In the case of Breckenridge, refinements of the rules governing uphill use are being worked out. There will be no effort to ban the skinners and snowshoers, but only to keep them between the white lines, so to speak.

 

Coyotes to be targeted in Canmore

CANMORE, Alberta – Coyotes bit three children in Canmore last year. To prevent nipping this winter, wildlife officials intend to live-trap coyotes suspected of harassing people or preying on pets.

Coyotes which are just moving through the town, snagging a few rabbits along the way, will be left alone, fish and wildlife officer Dave Dickson told the Rocky Mountain Outlook.

Why the coyotes bit the children was never determined. None had rabies. One theory is that the coyotes bit the kids because they were making noise, the same as dogs will sometimes do. Coyotes and dogs, after all, are cousins.

To reduce the potential for incidents, parents are asked to accompany their young children to bus stops, particularly those in wooded areas.

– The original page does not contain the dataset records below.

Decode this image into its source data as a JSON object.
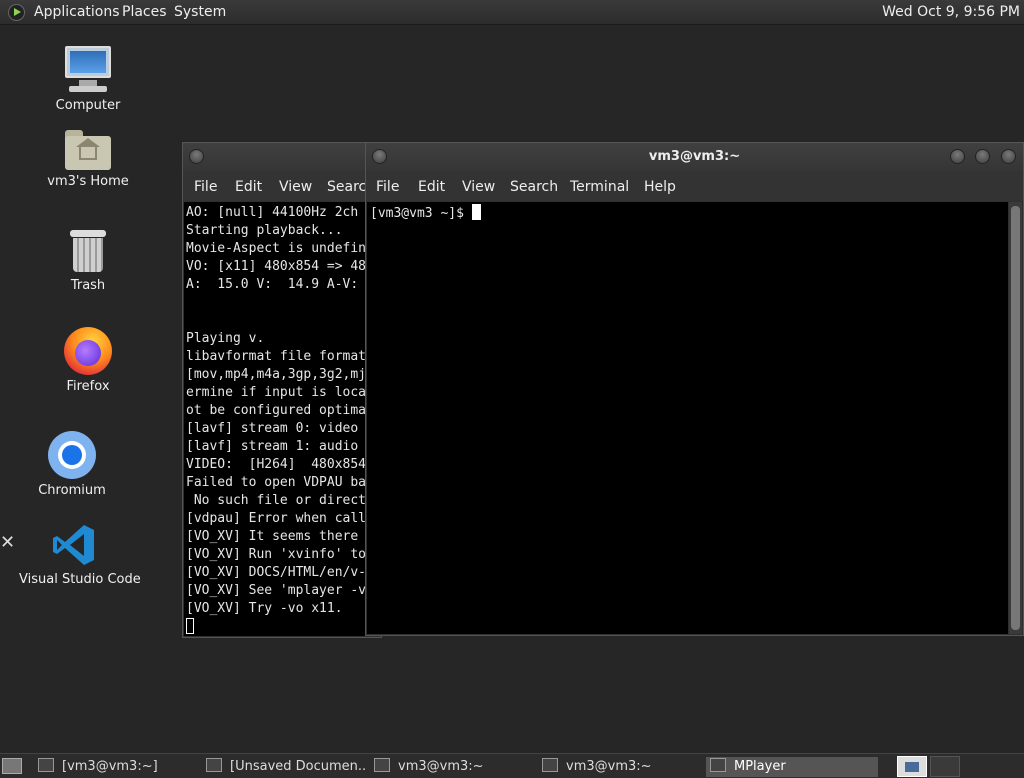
{
  "top_panel": {
    "menus": [
      "Applications",
      "Places",
      "System"
    ],
    "clock": "Wed Oct  9,  9:56 PM"
  },
  "desktop_icons": [
    {
      "label": "Computer",
      "icon": "computer-icon"
    },
    {
      "label": "vm3's Home",
      "icon": "home-folder-icon"
    },
    {
      "label": "Trash",
      "icon": "trash-icon"
    },
    {
      "label": "Firefox",
      "icon": "firefox-icon"
    },
    {
      "label": "Chromium",
      "icon": "chromium-icon"
    },
    {
      "label": "Visual Studio Code",
      "icon": "vscode-icon"
    }
  ],
  "back_terminal": {
    "menu": [
      "File",
      "Edit",
      "View",
      "Search"
    ],
    "lines": [
      "AO: [null] 44100Hz 2ch",
      "Starting playback...",
      "Movie-Aspect is undefin",
      "VO: [x11] 480x854 => 48",
      "A:  15.0 V:  14.9 A-V:",
      "",
      "",
      "Playing v.",
      "libavformat file format",
      "[mov,mp4,m4a,3gp,3g2,mj",
      "ermine if input is loca",
      "ot be configured optima",
      "[lavf] stream 0: video",
      "[lavf] stream 1: audio",
      "VIDEO:  [H264]  480x854",
      "Failed to open VDPAU ba",
      " No such file or direct",
      "[vdpau] Error when call",
      "[VO_XV] It seems there",
      "[VO_XV] Run 'xvinfo' to",
      "[VO_XV] DOCS/HTML/en/v-",
      "[VO_XV] See 'mplayer -v",
      "[VO_XV] Try -vo x11."
    ]
  },
  "front_terminal": {
    "title": "vm3@vm3:~",
    "menu": [
      "File",
      "Edit",
      "View",
      "Search",
      "Terminal",
      "Help"
    ],
    "prompt": "[vm3@vm3 ~]$ "
  },
  "taskbar": {
    "tasks": [
      {
        "label": "[vm3@vm3:~]",
        "icon": "terminal-icon",
        "active": false
      },
      {
        "label": "[Unsaved Documen...",
        "icon": "text-editor-icon",
        "active": false
      },
      {
        "label": "vm3@vm3:~",
        "icon": "terminal-icon",
        "active": false
      },
      {
        "label": "vm3@vm3:~",
        "icon": "terminal-icon",
        "active": false
      },
      {
        "label": "MPlayer",
        "icon": "mplayer-icon",
        "active": true
      }
    ]
  }
}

The coyotes are drawn to Canmore because of the rabbits, but also the garbage hauled out of canisters by ravens. While there are no more than a dozen coyotes in the town now, up to 50 are expected by January.

Also seen in Canmore recently was a cougar. Dickson believes the cougar was drawn by deer, which in turn were drawn by salt licks placed by residents who may not have realized that deer draw the big cats. Two years ago, an emaciated cougar killed two dogs in Canmore.

 

Power customers split

RIDGWAY, Colo. – San Miguel Power Association is among the 44 rural electrical co-operatives in Colorado, New Mexico, Nebraska, and Wyoming that together form Tri-State Generation and Transmission. Tri-State has been under fire for several years because of its plans to build two coal-fired power plants in Kansas, a move that critics and some members say is financially risky and environmentally a disaster.

So what do members of San

Miguel Power — who live in the Telluride, Silverton and Ouray area — think about their options? According to a recent survey, there is a definite split. While nearly three-quarters hope for renewable energy, little more than half appear willing to pay more to achieve that goal. About half say they favor nuclear energy. Whether that is any cheaper is still unclear.

 

Doctors used to take roosters for payments

DURANGO, Colo. – Do doctors still occasionally accept payment in other than greenbacks, Visa and MasterCard? Dr. Alfred Bedford, a doctor based in Durango, apparently did so, at times in his career taking as payment a barnyard of animals: a donkey, a goat, and chickens. As well, he accepted tamales as payment.

Although born in Paris, France, and reared in the exurbs of New York City, the doctor spent his adult life based in Durango as a general surgeon and family practitioner with a small farm and ranch out in the country. He also had a clinic in Silverton, notes the Silverton Standard, who reported his recent death at an advanced age.